Two and a half stars

THE WOLF OF WALL STREET Leonardo DiCaprio, Jonah Hill, Margot Robbie. Directed by Martin Scorsese. Rated R. Now playing

The Wolf of Wall Street might as well open with the voice of Leonardo DiCaprio saying, “As far back as I can remember, I’ve always wanted to be a bankster.” The narrative arc of DiCaprio’s Jordan Belfort comes straight out of director Martin Scorsese’s Goodfellas, replacing gangsters with Wall Street hucksters and ending with the same disingenuous contrition from the lead character, whose only real regret is getting caught. If Scorsese is going to copy anyone, he might as well copy himself, and Wolf’s stylistic approach, including the prevalent voiceover, the swooping camera movements and the extensive popular-music cues, is lifted not only from Goodfellas but also from throughout the director’s extensive body of work.

The problem with Wolf isn’t that Scorsese has his own distinctive style, but that the style doesn’t particularly serve or enhance the story. At three hours, Wolf is Scorsese’s longest movie to date, but it probably should have been one of his shortest. The true story of Belfort, who bilked clueless investors out of millions of dollars in the ’80s and ’90s, runs a fairly well-worn course from rags to riches to (prison) rags, and once it’s set into motion, there isn’t a whole lot of variation that Scorsese and screenwriter Terence Winter (creator of HBO’s Boardwalk Empire) can add.
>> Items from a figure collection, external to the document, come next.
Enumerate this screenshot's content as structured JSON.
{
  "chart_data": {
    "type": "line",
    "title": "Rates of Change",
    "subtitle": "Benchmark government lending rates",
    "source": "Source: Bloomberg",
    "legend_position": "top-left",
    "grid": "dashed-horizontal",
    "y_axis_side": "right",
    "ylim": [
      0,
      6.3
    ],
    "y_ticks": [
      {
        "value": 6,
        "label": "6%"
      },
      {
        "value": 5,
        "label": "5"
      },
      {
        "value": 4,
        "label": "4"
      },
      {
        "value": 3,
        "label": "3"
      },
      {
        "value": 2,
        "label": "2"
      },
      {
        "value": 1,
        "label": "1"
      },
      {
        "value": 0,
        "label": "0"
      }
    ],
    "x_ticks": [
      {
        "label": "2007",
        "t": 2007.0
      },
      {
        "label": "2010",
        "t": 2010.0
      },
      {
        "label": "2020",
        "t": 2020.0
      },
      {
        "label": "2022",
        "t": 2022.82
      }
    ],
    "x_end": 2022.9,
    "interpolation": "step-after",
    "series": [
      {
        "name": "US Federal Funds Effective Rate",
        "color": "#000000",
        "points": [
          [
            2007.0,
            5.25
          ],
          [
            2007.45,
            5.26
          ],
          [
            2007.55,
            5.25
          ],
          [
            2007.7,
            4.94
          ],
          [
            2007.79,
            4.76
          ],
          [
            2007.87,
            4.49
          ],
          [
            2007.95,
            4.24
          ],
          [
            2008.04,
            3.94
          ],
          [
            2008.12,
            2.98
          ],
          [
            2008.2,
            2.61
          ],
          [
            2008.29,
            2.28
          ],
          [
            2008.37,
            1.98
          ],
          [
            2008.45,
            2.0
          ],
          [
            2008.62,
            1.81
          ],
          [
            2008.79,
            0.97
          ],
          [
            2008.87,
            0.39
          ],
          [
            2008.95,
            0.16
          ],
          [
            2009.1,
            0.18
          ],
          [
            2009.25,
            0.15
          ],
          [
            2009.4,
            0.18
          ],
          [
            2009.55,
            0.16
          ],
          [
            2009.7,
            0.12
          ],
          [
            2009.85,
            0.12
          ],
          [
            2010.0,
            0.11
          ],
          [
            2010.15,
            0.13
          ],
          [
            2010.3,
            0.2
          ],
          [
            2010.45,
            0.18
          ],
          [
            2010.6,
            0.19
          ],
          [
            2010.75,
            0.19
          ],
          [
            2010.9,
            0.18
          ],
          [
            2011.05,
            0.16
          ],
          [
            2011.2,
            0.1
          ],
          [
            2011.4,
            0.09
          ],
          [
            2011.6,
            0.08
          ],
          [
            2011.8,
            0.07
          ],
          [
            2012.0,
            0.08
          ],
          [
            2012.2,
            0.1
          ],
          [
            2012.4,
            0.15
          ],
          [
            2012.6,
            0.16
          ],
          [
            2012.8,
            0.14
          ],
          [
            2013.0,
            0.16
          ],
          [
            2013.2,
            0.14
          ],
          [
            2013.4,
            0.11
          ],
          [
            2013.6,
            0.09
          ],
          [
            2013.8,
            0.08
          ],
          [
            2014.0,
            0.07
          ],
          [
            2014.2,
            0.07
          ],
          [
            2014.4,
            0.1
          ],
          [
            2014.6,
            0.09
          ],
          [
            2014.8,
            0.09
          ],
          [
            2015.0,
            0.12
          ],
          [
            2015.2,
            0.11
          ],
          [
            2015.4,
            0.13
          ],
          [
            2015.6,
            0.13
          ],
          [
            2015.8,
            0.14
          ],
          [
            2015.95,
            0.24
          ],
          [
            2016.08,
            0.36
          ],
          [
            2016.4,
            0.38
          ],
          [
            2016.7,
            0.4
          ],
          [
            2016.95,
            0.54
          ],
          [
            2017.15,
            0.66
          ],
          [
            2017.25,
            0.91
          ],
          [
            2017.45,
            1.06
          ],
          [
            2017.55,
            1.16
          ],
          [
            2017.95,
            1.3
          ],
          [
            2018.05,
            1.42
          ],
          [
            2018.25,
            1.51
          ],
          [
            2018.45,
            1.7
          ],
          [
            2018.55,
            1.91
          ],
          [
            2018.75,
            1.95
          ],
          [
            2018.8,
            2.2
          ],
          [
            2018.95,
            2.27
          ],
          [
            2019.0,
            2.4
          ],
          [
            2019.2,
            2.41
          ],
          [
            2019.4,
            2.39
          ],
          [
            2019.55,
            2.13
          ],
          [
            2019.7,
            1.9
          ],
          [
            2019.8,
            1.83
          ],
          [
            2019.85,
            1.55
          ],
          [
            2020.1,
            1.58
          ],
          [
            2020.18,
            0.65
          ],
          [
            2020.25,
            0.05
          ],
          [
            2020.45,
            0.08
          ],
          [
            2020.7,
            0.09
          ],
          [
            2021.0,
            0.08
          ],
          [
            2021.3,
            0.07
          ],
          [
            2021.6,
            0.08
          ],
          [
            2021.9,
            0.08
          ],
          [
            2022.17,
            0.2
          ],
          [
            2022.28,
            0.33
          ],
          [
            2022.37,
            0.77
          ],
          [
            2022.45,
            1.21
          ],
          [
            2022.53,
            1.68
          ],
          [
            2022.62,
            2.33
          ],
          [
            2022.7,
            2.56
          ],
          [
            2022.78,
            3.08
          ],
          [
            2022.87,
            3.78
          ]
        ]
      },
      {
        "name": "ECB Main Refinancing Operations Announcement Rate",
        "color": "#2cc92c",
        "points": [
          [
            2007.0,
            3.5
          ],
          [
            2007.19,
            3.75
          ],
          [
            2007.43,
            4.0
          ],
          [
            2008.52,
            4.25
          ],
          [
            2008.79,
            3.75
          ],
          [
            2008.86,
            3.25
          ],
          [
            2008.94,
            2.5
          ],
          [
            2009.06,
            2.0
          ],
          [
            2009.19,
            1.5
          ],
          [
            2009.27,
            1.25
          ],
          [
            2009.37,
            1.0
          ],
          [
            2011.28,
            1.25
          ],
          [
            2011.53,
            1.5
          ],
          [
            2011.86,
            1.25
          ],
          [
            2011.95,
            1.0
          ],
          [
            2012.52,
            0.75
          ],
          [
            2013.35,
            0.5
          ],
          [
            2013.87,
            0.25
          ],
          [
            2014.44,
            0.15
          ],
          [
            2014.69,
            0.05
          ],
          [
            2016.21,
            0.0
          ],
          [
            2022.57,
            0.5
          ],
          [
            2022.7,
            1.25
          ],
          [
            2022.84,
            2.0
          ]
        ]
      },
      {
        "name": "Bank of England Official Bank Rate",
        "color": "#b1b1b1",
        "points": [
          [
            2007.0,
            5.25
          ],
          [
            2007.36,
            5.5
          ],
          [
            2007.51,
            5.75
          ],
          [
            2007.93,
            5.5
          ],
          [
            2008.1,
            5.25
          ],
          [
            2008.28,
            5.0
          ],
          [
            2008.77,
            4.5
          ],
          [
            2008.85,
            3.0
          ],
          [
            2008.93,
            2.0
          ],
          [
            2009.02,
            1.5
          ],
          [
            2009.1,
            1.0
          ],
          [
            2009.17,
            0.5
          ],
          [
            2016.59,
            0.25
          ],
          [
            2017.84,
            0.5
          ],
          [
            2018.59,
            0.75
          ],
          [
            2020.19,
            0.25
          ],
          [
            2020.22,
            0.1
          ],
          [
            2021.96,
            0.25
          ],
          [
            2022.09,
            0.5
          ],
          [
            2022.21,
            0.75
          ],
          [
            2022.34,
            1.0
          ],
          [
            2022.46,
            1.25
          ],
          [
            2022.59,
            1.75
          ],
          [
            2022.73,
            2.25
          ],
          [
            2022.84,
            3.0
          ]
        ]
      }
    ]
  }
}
Wolf also relies on a manic energy that matches Belfort’s own boundless enthusiasm—for money, for women, for power, for drugs—and that kind of energy, like the high of one of the many illicit substances that Belfort consumes throughout the movie, can dissipate quickly. At first there’s a giddiness to watching DiCaprio as the greedy, amoral Belfort as he builds his empire (alongside a surprisingly effective Jonah Hill as his equally sleazy right-hand man), and Winter and Scorsese bring a dark sense of humor to the proceedings that makes Belfort, a world-class scumbag, more engaging to watch.

That giddiness doesn’t last, however, and as entertaining as many of the individual scenes and set pieces can be, the movie drags as it passes the 90-minute mark. Once Belfort starts to find himself in deeper and deeper trouble, the sense of inevitability leads to impatience. The humor, too, can get a bit strained, especially during an interminable sequence of Belfort stoned on ultra-potent Quaaludes, trying to get himself home from a country club. Scorsese is great at injecting humor into dark, dramatic situations, but he has trouble when he goes for straight-up comedy.

By the end of the movie, The Wolf of Wall Street ends up seeming as empty as its protagonist’s life, a series of provocative, hedonistic moments with little payoff. It’s pretty much impossible for Scorsese riffing on his own greatest hits to be a failure, but it’s not exactly a success, either.